第4話 清明宮にて

 唐突な求婚に思考が停止し、何も考えられなくなっていた私を、彼はとある場所へと連れて行った。


 彼に連れられてやってきた先は、この世界の中心にあるという大きな屋敷だ。冥界の主だという彼が住まう地にして、一種の仕事場でもあるというこの場所は〈清明宮せいめいぐう〉と呼ばれているらしい。

 大きくはあるもののどこか質素で静かな佇まいの屋敷は、外から見るだけでも神聖な雰囲気を醸し出しているのが分かる。神が暮らす家と聞いてもう少し華美で豪奢な建物を想像していたが、此処の主は案外倹約家なのかもしれない。


 どちらかと言えば、この場所で豪華と称するべきは屋敷を取り囲む広大な庭園の方だろうか。先程少しだけ案内してもらったが、屋敷の倍はあるであろう其処には四季折々の花や植物が植えられており、そのどれもが時折心地よさそうに風に揺れていた。

 現世では初夏だったはずだが、この場所では季節という概念はないのだろうか。私が見ただけでも、梅や朝顔、桔梗や椿といった花々がみなそれぞれに等しく見頃を迎えていた。唯一桜だけは見当たらないが、これは「散らない桜などつまらないだろう?」という彼の考えによるものだそうだ。

 広さこそ恐らく違うだろうが、『源氏物語』にて晩年の光源氏が建てた六条院が現実にあるとすれば、このような場所なのだろうか。


 そんな夢のような場所が、この清明宮である。


◇◇◇


 庭と屋敷を一通り案内してもらってから、彼はとある障子戸の前で足を止める。

 障子戸を開けば、畳の敷かれた、小さいけれど落ち着いた部屋がそこにあった。


「此処で暮らしていくのなら、この部屋を使うといい。洋室が良ければ用意させるが…」

「…和室も慣れてるから」


 棚と箪笥、机など、家具は和風のもので一通り揃えられているし、頼めば他のものも用意してくれるらしい。普通に暮らしていくだけなら、十分すぎるくらいだろう。

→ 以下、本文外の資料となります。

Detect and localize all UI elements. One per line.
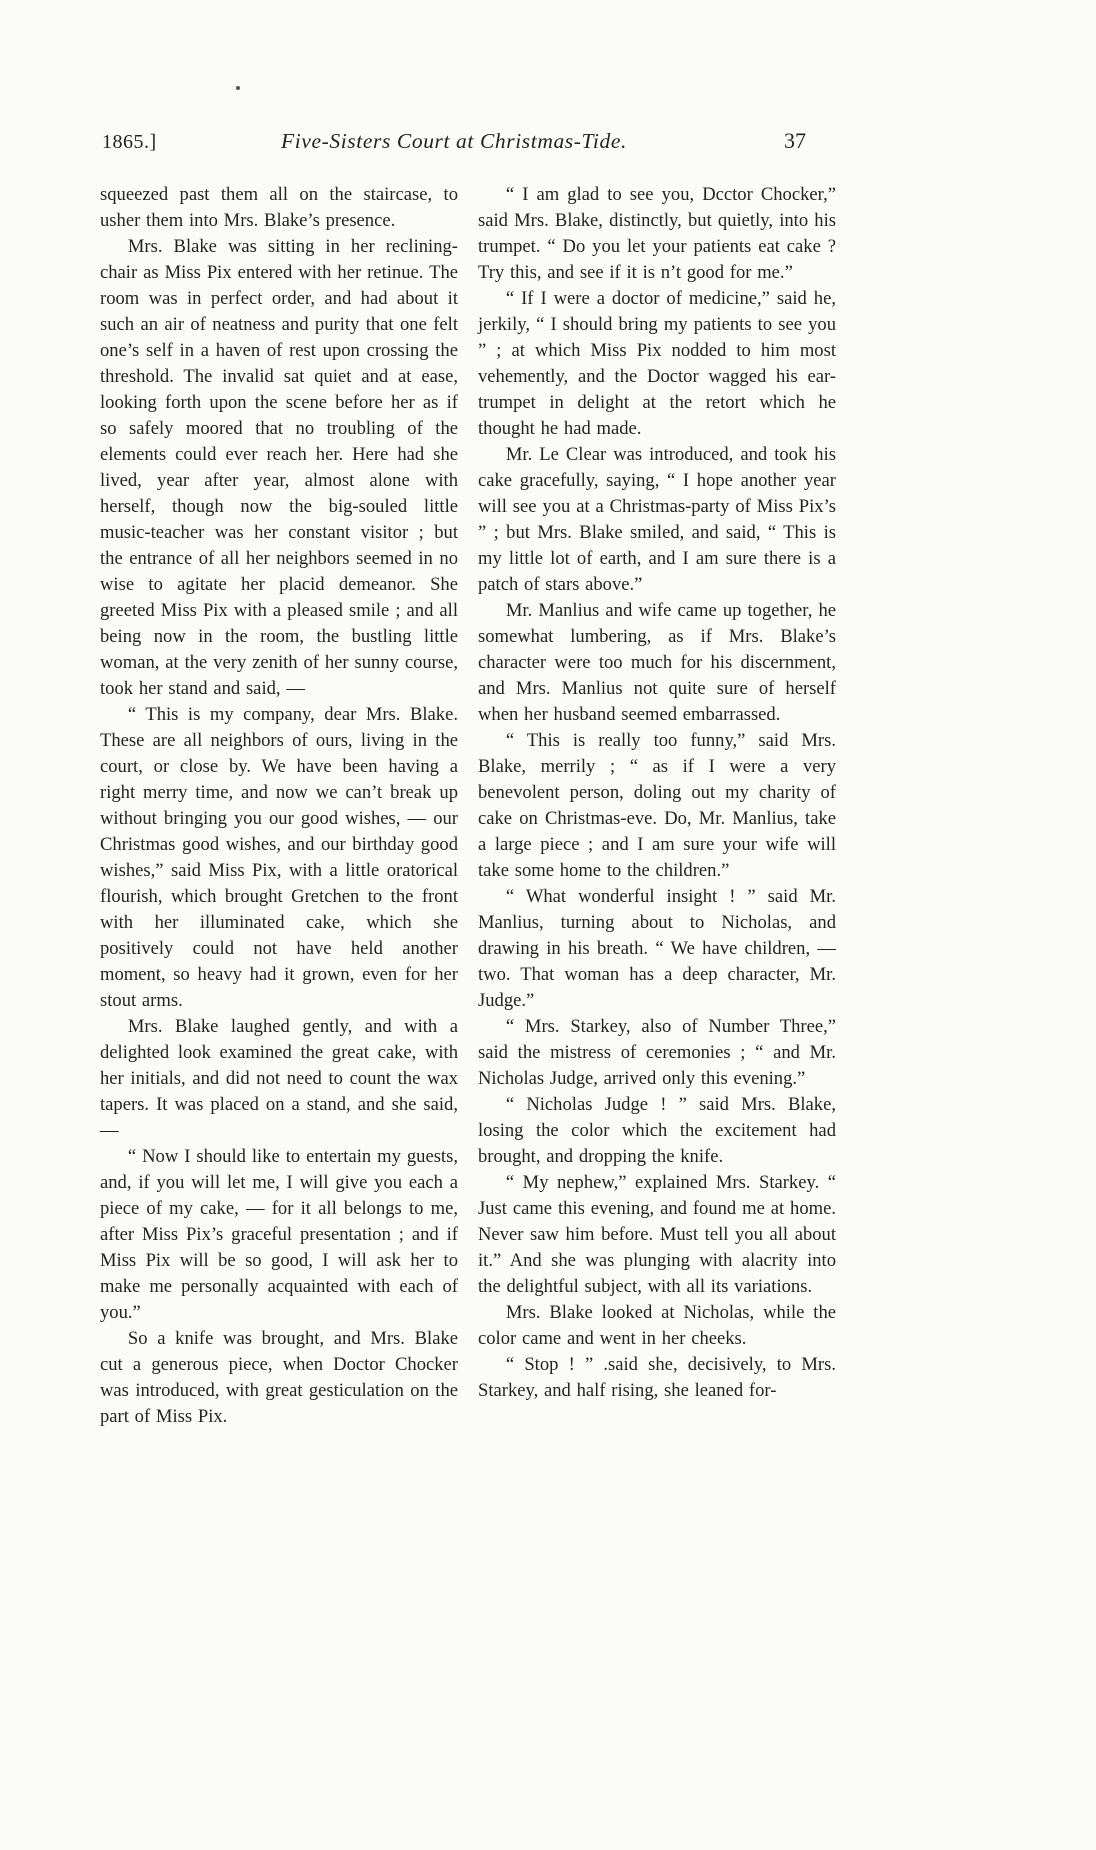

 また、お世話係として、薫から緑の着物を着た女性を紹介された。

 しかし、不思議と彼女も顔は見えない。顔を薄布で覆っている薫とは異なり、隠しているから見えないというのではなく、首から上にもやがかかっている様。見えないというよりは、首から上がそもそも認識できないという感じだ。

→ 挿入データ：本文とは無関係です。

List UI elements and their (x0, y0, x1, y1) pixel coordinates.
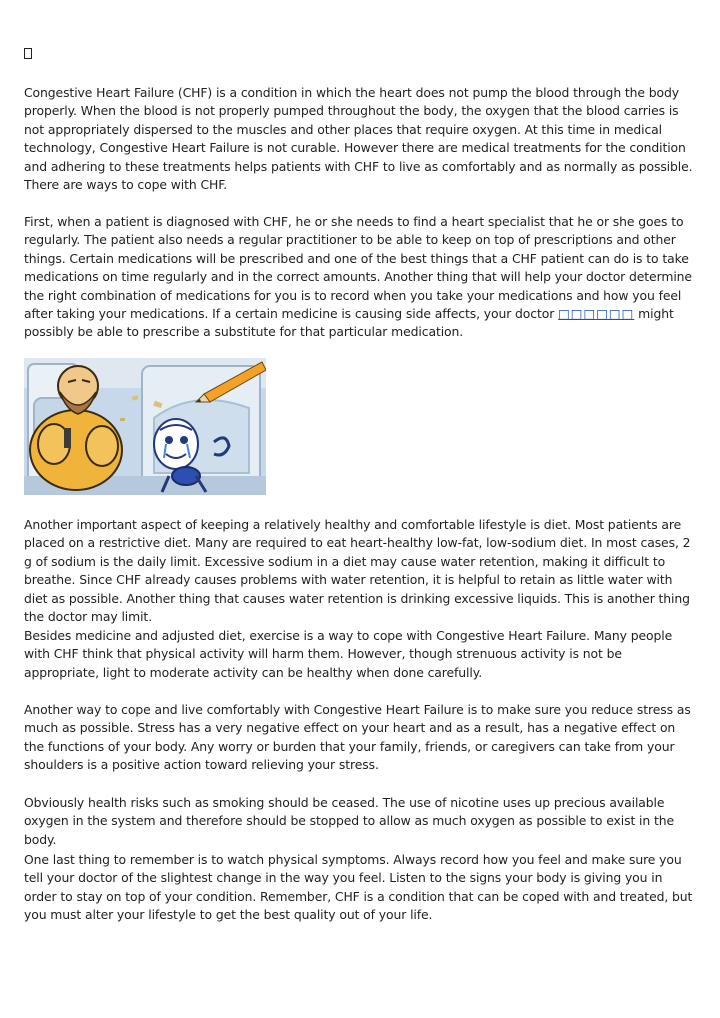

 『よろしくお願いいたします』と、彼女は私に向かって頭を下げた。首から上が見えないという、よくよく考えれば不気味な様相ではあるが、彼女の柔らかい声色に昔亡くなったおばあちゃんを感じて安心する。


 その彼女に、私は隣の部屋に繋がる襖の先に案内された。

 てっきりそこは別の部屋だとばかり思っていたが、この部屋はそこも合わせて一つの部屋としているらしい。この部屋よりも物は少ないがその分広く見えるスペースだった。

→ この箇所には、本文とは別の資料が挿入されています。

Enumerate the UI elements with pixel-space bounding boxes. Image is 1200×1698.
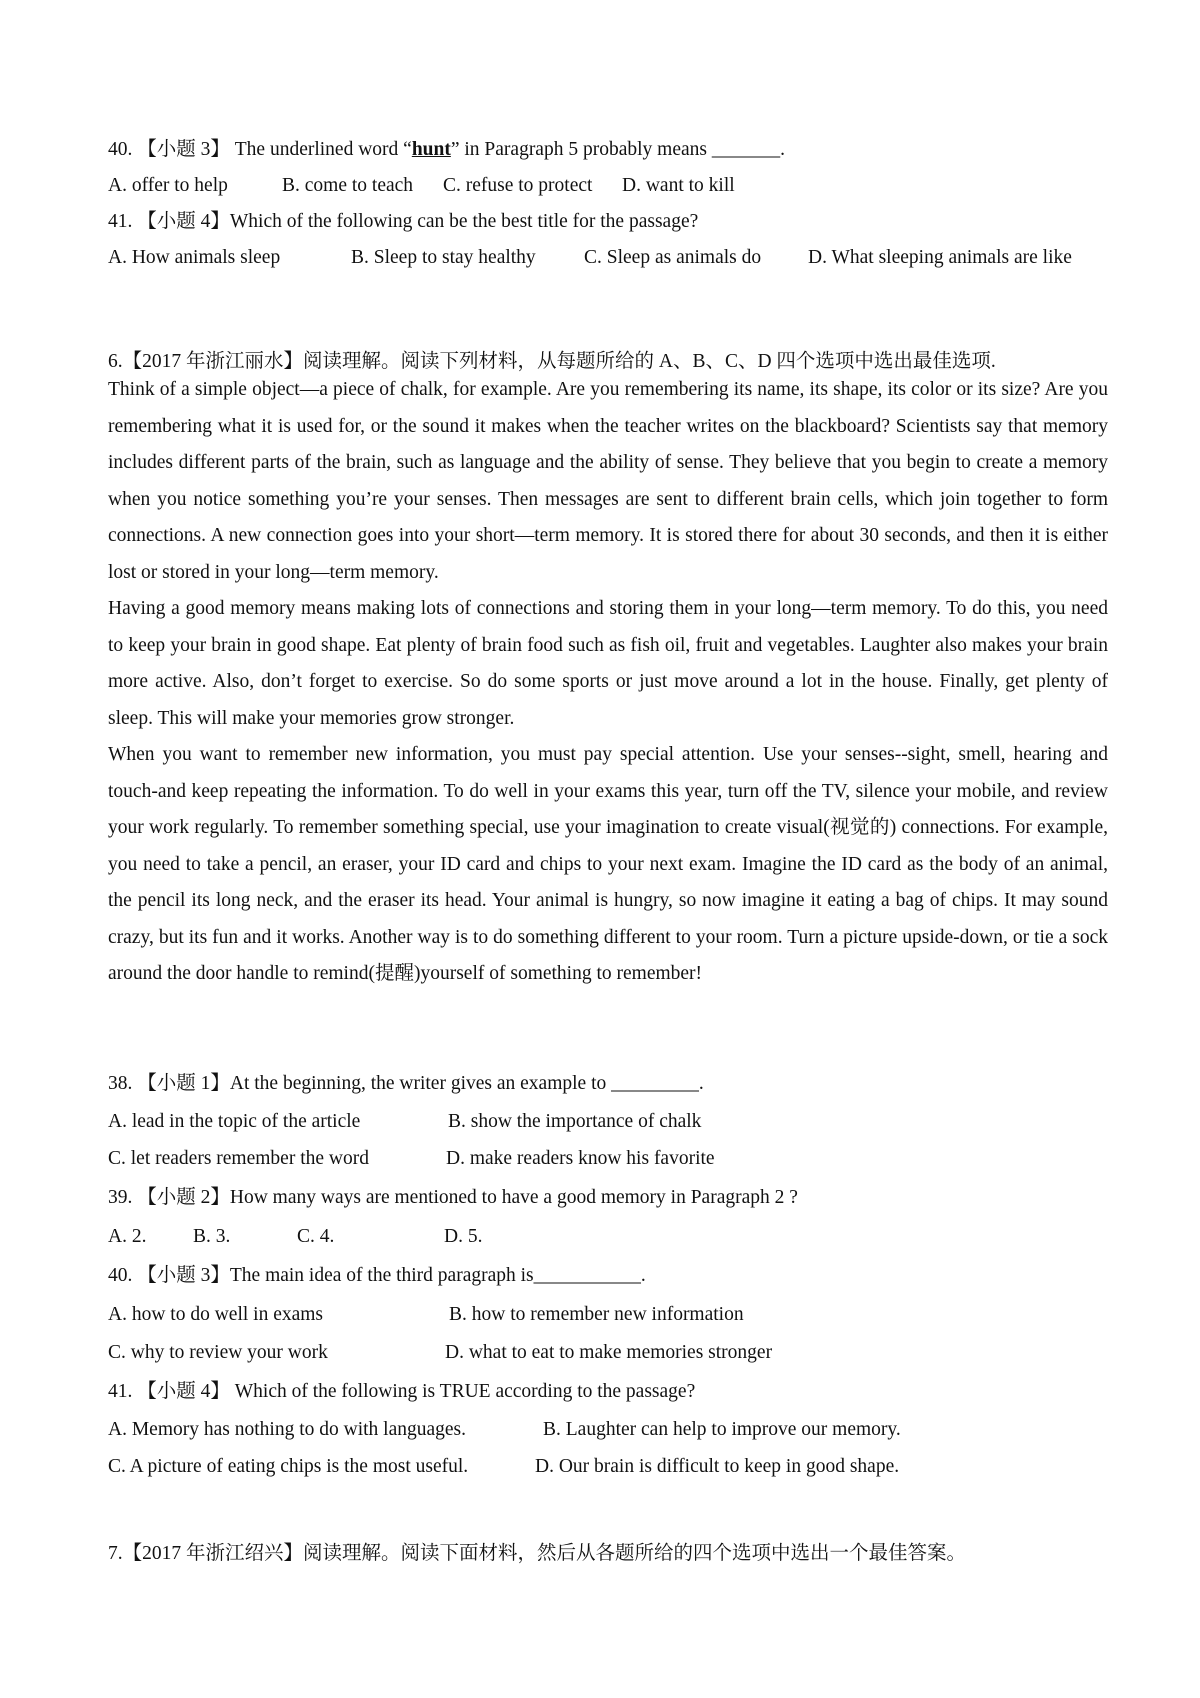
- section-6-heading: 6.【2017 年浙江丽水】阅读理解。阅读下列材料，从每题所给的 A、B、C、D 四个选项中选出最佳选项.: [108, 351, 996, 372]
- option-c: C. Sleep as animals do: [584, 247, 762, 268]
- question-41-prev: 41. 【小题 4】Which of the following can be the best title for the passage?: [108, 211, 699, 232]
- option-a: A. lead in the topic of the article: [108, 1111, 361, 1132]
- option-a: A. Memory has nothing to do with languages.: [108, 1419, 466, 1440]
- option-d: D. what to eat to make memories stronger: [445, 1342, 773, 1363]
- option-c: C. 4.: [297, 1226, 335, 1247]
- option-b: B. how to remember new information: [449, 1304, 744, 1325]
- question-41: 41. 【小题 4】 Which of the following is TRUE according to the passage?: [108, 1381, 696, 1402]
- option-b: B. come to teach: [282, 175, 414, 196]
- option-a: A. offer to help: [108, 175, 228, 196]
- section-7-heading: 7.【2017 年浙江绍兴】阅读理解。阅读下面材料，然后从各题所给的四个选项中选出一个最佳答案。: [108, 1543, 967, 1564]
- question-39: 39. 【小题 2】How many ways are mentioned to have a good memory in Paragraph 2 ?: [108, 1187, 798, 1208]
- question-38: 38. 【小题 1】At the beginning, the writer gives an example to _________.: [108, 1073, 704, 1094]
- question-40: 40. 【小题 3】The main idea of the third paragraph is___________.: [108, 1265, 646, 1286]
- passage-paragraph-1: Think of a simple object—a piece of chalk, for example. Are you remembering its name, its shape, its color or its size? Are you remembering what it is used for, or the sound it makes when the teacher writes on the blackboard? Scientists say that memory includes different parts of the brain, such as language and the ability of sense. They believe that you begin to create a memory when you notice something you’re your senses. Then messages are sent to different brain cells, which join together to form connections. A new connection goes into your short—term memory. It is stored there for about 30 seconds, and then it is either lost or stored in your long—term memory.: [108, 379, 1108, 583]
- passage-paragraph-3: When you want to remember new information, you must pay special attention. Use your senses--sight, smell, hearing and touch-and keep repeating the information. To do well in your exams this year, turn off the TV, silence your mobile, and review your work regularly. To remember something special, use your imagination to create visual(视觉的) connections. For example, you need to take a pencil, an eraser, your ID card and chips to your next exam. Imagine the ID card as the body of an animal, the pencil its long neck, and the eraser its head. Your animal is hungry, so now imagine it eating a bag of chips. It may sound crazy, but its fun and it works. Another way is to do something different to your room. Turn a picture upside-down, or tie a sock around the door handle to remind(提醒)yourself of something to remember!: [108, 744, 1108, 984]
- option-b: B. Laughter can help to improve our memory.: [543, 1419, 901, 1440]
- option-b: B. show the importance of chalk: [448, 1111, 702, 1132]
- option-c: C. refuse to protect: [443, 175, 593, 196]
- option-c: C. why to review your work: [108, 1342, 328, 1363]
- question-40-suffix: ” in Paragraph 5 probably means _______.: [450, 139, 785, 160]
- passage-paragraph-2: Having a good memory means making lots of connections and storing them in your long—term memory. To do this, you need to keep your brain in good shape. Eat plenty of brain food such as fish oil, fruit and vegetables. Laughter also makes your brain more active. Also, don’t forget to exercise. So do some sports or just move around a lot in the house. Finally, get plenty of sleep. This will make your memories grow stronger.: [108, 598, 1108, 729]
- option-a: A. How animals sleep: [108, 247, 281, 268]
- option-b: B. Sleep to stay healthy: [351, 247, 536, 268]
- option-d: D. Our brain is difficult to keep in good shape.: [535, 1456, 900, 1477]
- option-d: D. 5.: [444, 1226, 483, 1247]
- option-b: B. 3.: [193, 1226, 231, 1247]
- option-c: C. A picture of eating chips is the most useful.: [108, 1456, 469, 1477]
- option-d: D. What sleeping animals are like: [808, 247, 1072, 268]
- question-40-prefix: 40. 【小题 3】 The underlined word “: [108, 139, 412, 160]
- option-a: A. 2.: [108, 1226, 147, 1247]
- option-d: D. make readers know his favorite: [446, 1148, 715, 1169]
- option-a: A. how to do well in exams: [108, 1304, 324, 1325]
- option-c: C. let readers remember the word: [108, 1148, 369, 1169]
- underlined-word: hunt: [411, 139, 451, 160]
- question-40-prev: [108, 138, 785, 162]
- option-d: D. want to kill: [622, 175, 735, 196]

 壁際には衣桁いこうが置かれ、そこには真っ白な着物が掛けられている。

 好奇心に負けて手を触れれば、手触りは非常に滑らかだ。そして、着物のあちこちに鈴蘭のような刺繍が施されており、一目で上等だということが分かる品だった。


 …これはもしや、白無垢というやつではなかろうか?特徴的なあの帽子はないから違うかもしれないし、今まで直接見たことはないからよく分からないが…おそらくそうだろう。


「なによ、これ…」


 衣桁にかかったそれを呆然と見上げていれば、後ろから平然とした声が聞こえた。


「ああ、それか?こんなこともあろうかと用意しておいたのだが、どうだ、気に入ったか?」

「気に入る訳ないでしょ」

「おやまあ」


 いつの間にか隣に立っていたその声には、悪びれた様子というものが微塵もない。

 こんなこともあろうかと、って。些か準備が良すぎやしないだろうか。第一、まだ嫁に行くとか言ってないし。


「では、これは片付けておくことにしよう」


 彼が指示すれば、お世話係の侍女さんは白無垢を抱えて出て行った。

 何処に持っていくのかは分からないが、今後二度と見ないで済めばいいのにと願わずにはいられない。


 侍女さんが出て行ってから、彼はおもむろに入り口の障子戸を開けた。「着いて来なさい」とでも言うようにこちらを振り返った彼は、思わず体を強張らせた私に苦笑いしていた。


「…安心しなさい、もうしばらくはその話はしないから」


 そう告げて、彼は部屋を出て行った。

 その後を素直に追いながらも、私は考える。